Ons pensioen in 2023 en 2024 volgens het CPB
Volgens het Centraal Planbureau ziet de ontwikkeling van de koopkracht van ons pensioen er somber uit (zie ook de bijlage).
“Werkenden zien hun koopkracht in doorsnee met 0,7% dalen in 2023, maar gaan er in 2024 juist het meest op vooruit (2,2%). De lonen stijgen in 2023 (gemiddeld 4,9%), maar blijven wel achter bij de inflatie (6,5%). De beleidsmatige verhoging van het minimumloon, de verlaging van het tarief van de eerste schijf van de inkomstenbelasting en de verhoging van de arbeidskorting verzachten de pijn, maar voorkomen niet dat de koopkracht van werkenden in doorsnee toch daalt. In 2024 keert het koopkrachtbeeld. De loongroei (5,0%) haalt dan de inflatie (3,2%) in. Daarnaast werkt in 2024 de hoge inflatie van 2022 door in de indexatie van de heffingskortingen, belastingschijven en toeslagen. Door dit effect en de relatief hoge loongroei in 2024, zien werkenden hun koopkracht in doorsnee stijgen met 2,2%”
“Gepensioneerden zien hun koopkracht in zowel 2023 (0,5%) als 2024 (1,4%) in doorsnee groeien. In 2023 profiteren zij van de verhoging van de AOW, die is gekoppeld aan de verhoging van het wettelijk minimumloon. Daarnaast liggen de indexaties van de aanvullende pensioenen in 2023 (9,5%) en 2024 (3,6%) naar verwachting hoger dan de inflatie in beide jaren (respectievelijk 6,5% en 3,2%). Gepensioneerden met een aanvullend pensioen zien in 2024 wel een lagere pensioenindexatie (3,6%) dan de loongroei (5,0%), waardoor hun koopkracht minder hard groeit dan die van werkenden.”
In de bijlage is te zien hoe de spreiding in koopkracht is rond het gemiddelde pensioen in 2023 en 2024 is. Daaruit kunnen de volgende conclusies worden getrokken.

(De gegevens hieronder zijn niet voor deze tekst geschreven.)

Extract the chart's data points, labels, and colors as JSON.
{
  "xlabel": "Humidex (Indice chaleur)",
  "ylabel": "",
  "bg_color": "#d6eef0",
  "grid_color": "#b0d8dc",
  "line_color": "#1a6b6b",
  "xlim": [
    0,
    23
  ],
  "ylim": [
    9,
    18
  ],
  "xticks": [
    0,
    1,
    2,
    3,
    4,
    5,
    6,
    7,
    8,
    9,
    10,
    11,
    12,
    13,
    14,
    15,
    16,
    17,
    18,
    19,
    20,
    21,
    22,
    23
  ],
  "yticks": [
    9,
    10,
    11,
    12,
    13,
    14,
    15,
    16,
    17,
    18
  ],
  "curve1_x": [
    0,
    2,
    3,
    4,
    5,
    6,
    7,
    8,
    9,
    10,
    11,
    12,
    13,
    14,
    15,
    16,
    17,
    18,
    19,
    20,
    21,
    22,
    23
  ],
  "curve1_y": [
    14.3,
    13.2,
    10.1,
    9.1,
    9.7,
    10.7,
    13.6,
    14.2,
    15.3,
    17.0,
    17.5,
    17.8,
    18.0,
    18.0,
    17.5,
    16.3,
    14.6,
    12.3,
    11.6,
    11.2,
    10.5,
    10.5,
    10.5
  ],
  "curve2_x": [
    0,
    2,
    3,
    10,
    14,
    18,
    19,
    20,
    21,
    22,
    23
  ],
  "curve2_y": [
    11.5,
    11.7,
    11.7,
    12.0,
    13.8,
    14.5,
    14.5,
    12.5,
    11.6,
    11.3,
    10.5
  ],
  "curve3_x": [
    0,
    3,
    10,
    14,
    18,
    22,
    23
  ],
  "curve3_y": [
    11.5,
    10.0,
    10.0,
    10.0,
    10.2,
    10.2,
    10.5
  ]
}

1. In 2023 is de koopkracht van een kwart van de 3,3 miljoen gepensioneerden tussen min 0,7% tot 0,0%, terwijl de te verwachten inflatie 6,5% (!) is. Voor driekwart van de pensioenen stijgt de koopkracht van 0,0% tot 1,8%. Deze koopkracht zou veel lager liggen indien het CPB niet zou zijn uitgegaan van 9,5% aan geschatte indexaties. Er wordt niet vermeld hoe het CPB aan dit hoge percentage komt. Heeft uw pensioenfonds uw pensioen in 2023 met 9,5% verhoogd? Bij velen niet.
Een grote schande dit onnodige verlies aan koopkracht van gepensioneerden dat is ontstaan door het onrecht van een onjuiste rekenrente in onze Pensioenwet.
2. In 2024 is de koopkracht van een derde van de 3,3 miljoen gepensioneerden net iets hoger dan 0,0%, terwijl de te verwachten inflatie 3,2% is. Voor twee derde van de pensioenen stijgt de koopkracht van 0,8% tot 2,8%. Deze koopkracht zou veel lager liggen indien het CPB niet zou zijn uitgegaan van 3,6% aan indexaties.
Op 15 maart zijn de Provinciale verkiezingen en in mei stemmen deze politieke bestuurders welke personen in de Eerste Kamer komen. Daar wordt beslist over het wetsvoorstel Toekomst Pensioenen. De Tweede Kamer heeft vorig jaar dit wetsvoorstel aangenomen.
Voor waren ChristenUnie, D66, CDA, VVD, PvdA, GroenLinks, SGP en Volt.
Tegen waren SP, BIJ1, DENK, Fractie Den Haan, PvdD, BBB, JA21, Lid Gündoğan, Lid Omtzigt, PVV, FVD en Groep Van Haga. Tegen was ook 50PLUS.
De stemkeuze is eenvoudig; stemt u op ChristenUnie, D66, CDA, VVD, PvdA, GroenLinks, SGP of Volt, dan stemt u op een partij die het casino pensioen erdoor drukt.
Stemt u op één van de andere partijen zoals 50PLUS, SP, BIJ1, DENK, Fractie Den Haan, PvdD, BBB, JA21, Lid Gündoğan, Lid Omtzigt, PVV, FVD en Groep Van Haga, dan stemt u op een partij die uw pensioenbelangen beschermt. Het is maar om te weten.